Ist die Geldflut der EZB überhaupt noch notwendig?

Frankfurt · Noch im März soll eine neue Geldflut über Europa schwappen: Die Europäische Zentralbank (EZB) beginnt mit ihrem billionenschweren Kauf von Staatsanleihen und anderen Wertpapieren. Das soll helfen, Wachstumsflaute und Mini-Inflation zu bekämpfen.

Kritische Ökonomen und Politiker, vornehmlich aus Deutschland, schreien auf: Das sei nicht legal, die EZB überschreite ihr Mandat, sie betreibe Staatsfinanzierung mit der Notenpresse. Eine andere Frage gerät dabei aus dem Blick: Kann der Plan der Notenbank überhaupt aufgehen oder bleibt von der beabsichtigen Geldschwemme nur eine Geldpfütze?

Die Frage mag überraschen, gilt der riesige Wertpapierkauf doch als geldpolitisches Experiment sondergleichen. Die Zentralbank will Staatsanleihen und ähnliche Schuldpapiere im Wert von 60 Milliarden Euro kaufen - und das jeden Monat. Bis mindestens September 2016 soll so über eine Billion Euro Zentralbankgeld in die Finanzmärkte gepumpt werden. Der Plan: Die Verkäufer der Wertpapiere - in erster Linie Banken - sollen das frische Geld als Kredite an Unternehmen und Verbraucher weiterleiten oder anderweitig anlegen. Geschieht die Wiederanlage im Ausland, wertet der Euro weiter ab. Der Außenhandel würde dann über billigere Ausfuhren belebt.

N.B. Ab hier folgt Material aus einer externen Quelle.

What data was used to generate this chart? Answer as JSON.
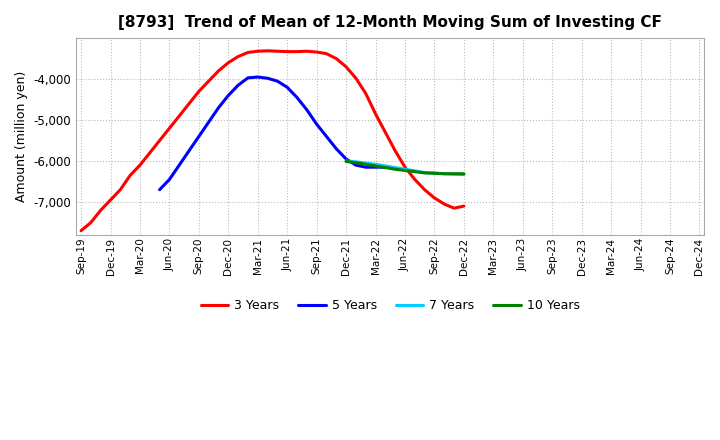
{
  "title": "[8793]  Trend of Mean of 12-Month Moving Sum of Investing CF",
  "ylabel": "Amount (million yen)",
  "background_color": "#ffffff",
  "grid_color": "#bbbbbb",
  "ylim": [
    -7800,
    -3000
  ],
  "yticks": [
    -7000,
    -6000,
    -5000,
    -4000
  ],
  "series": {
    "3 Years": {
      "color": "#ff0000",
      "x_start_idx": 0,
      "data": [
        -7700,
        -7500,
        -7200,
        -6950,
        -6700,
        -6350,
        -6100,
        -5800,
        -5500,
        -5200,
        -4900,
        -4600,
        -4300,
        -4050,
        -3800,
        -3600,
        -3450,
        -3350,
        -3320,
        -3310,
        -3320,
        -3330,
        -3330,
        -3320,
        -3340,
        -3380,
        -3500,
        -3700,
        -3980,
        -4350,
        -4850,
        -5300,
        -5750,
        -6150,
        -6450,
        -6700,
        -6900,
        -7050,
        -7150,
        -7100
      ]
    },
    "5 Years": {
      "color": "#0000ff",
      "x_start_idx": 8,
      "data": [
        -6700,
        -6450,
        -6100,
        -5750,
        -5400,
        -5050,
        -4700,
        -4400,
        -4150,
        -3970,
        -3950,
        -3980,
        -4050,
        -4200,
        -4450,
        -4750,
        -5100,
        -5400,
        -5700,
        -5950,
        -6100,
        -6150,
        -6150,
        -6150
      ]
    },
    "7 Years": {
      "color": "#00ccff",
      "x_start_idx": 27,
      "data": [
        -6000,
        -6020,
        -6050,
        -6080,
        -6120,
        -6160,
        -6200,
        -6240,
        -6280,
        -6290,
        -6310,
        -6320,
        -6330
      ]
    },
    "10 Years": {
      "color": "#008000",
      "x_start_idx": 27,
      "data": [
        -6010,
        -6040,
        -6080,
        -6120,
        -6160,
        -6200,
        -6230,
        -6260,
        -6290,
        -6300,
        -6310,
        -6310,
        -6310
      ]
    }
  },
  "xtick_labels": [
    "Sep-19",
    "Dec-19",
    "Mar-20",
    "Jun-20",
    "Sep-20",
    "Dec-20",
    "Mar-21",
    "Jun-21",
    "Sep-21",
    "Dec-21",
    "Mar-22",
    "Jun-22",
    "Sep-22",
    "Dec-22",
    "Mar-23",
    "Jun-23",
    "Sep-23",
    "Dec-23",
    "Mar-24",
    "Jun-24",
    "Sep-24",
    "Dec-24"
  ],
  "xtick_positions": [
    0,
    3,
    6,
    9,
    12,
    15,
    18,
    21,
    24,
    27,
    30,
    33,
    36,
    39,
    42,
    45,
    48,
    51,
    54,
    57,
    60,
    63
  ],
  "total_points": 64,
  "linewidth": 2.2
}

Viele Experten weisen jedoch auf Fallstricke hin. Ein wichtiger Einwand: Die Nachfrage nach Staatsanleihen sei auch ohne die EZB als Marktakteur gewaltig. Daran ist die Notenbank nicht ganz unschuldig: Als Folge ihrer Nullzinspolitik herrscht Anlagenotstand. Die Kurse festverzinslicher Wertpapiere sind deswegen bereits extrem hoch. Tritt die EZB als Großeinkäufer hinzu, könnte sich die Lage weiter zuspitzen.

Die EZB könnte jedoch auf ein noch größeres Problem zusteuern: Unter Experten gilt als fraglich, dass sich Investoren überhaupt von ihren Anlagen trennen wollen. Ältere Staatsanleihen werfen - im Gegensatz zu vielen neuen Papieren - Zinsen ab. Zudem sind Staatsanleihen gerade für Banken besonders lukrativ, weil sie in der Bilanz nicht mit wertvollem Eigenkapital unterlegt werden müssen. Michael Leister von der Commerzbank kommt in einer Studie zu dem Ergebnis, dass die meisten Besitzer von Staatsanleihen "nur widerwillig" verkaufen würden.

Eine andere Frage ist, ob das riesige Konjunkturpaket der EZB überhaupt noch notwendig ist: Wirtschaftszahlen deuten darauf hin, dass sich der Euroraum zumindest stabilisiert hat, die Konjunktur vielleicht sogar anzieht. Von einer Rezession jedenfalls kann schon seit eineinhalb Jahren keine Rede mehr sein. Die schwache Inflation - der Hauptgrund für die EZB-Geldschwemme - ist vor allem Folge der massiv gefallenen Ölpreise.

So könnte es sein, dass die EZB nicht nur zur falschen Zeit - zu spät -, sondern auch am falschen Ort in die Vollen geht: Selbst EZB-Präsident Mario Draghi hat eingeräumt, dass die Erfolgsaussichten breiter Wertpapierkäufe in Europa schlechter seien als in anderen Ländern. Hauptgrund: In den USA, wo die Notenbank schon 2008 in den Großankauf eingestiegen war, finanzieren sich Unternehmen viel häufiger über die Ausgabe eigener Anleihen. In Europa spielen dagegen Bankkredite eine wesentlich größere Rolle. Die unmittelbaren Auswirkungen von Anleihenkäufen auf die Kreditzinsen gelten aber als geringer als die Wirkung auf die Zinsen von Unternehmensanleihen.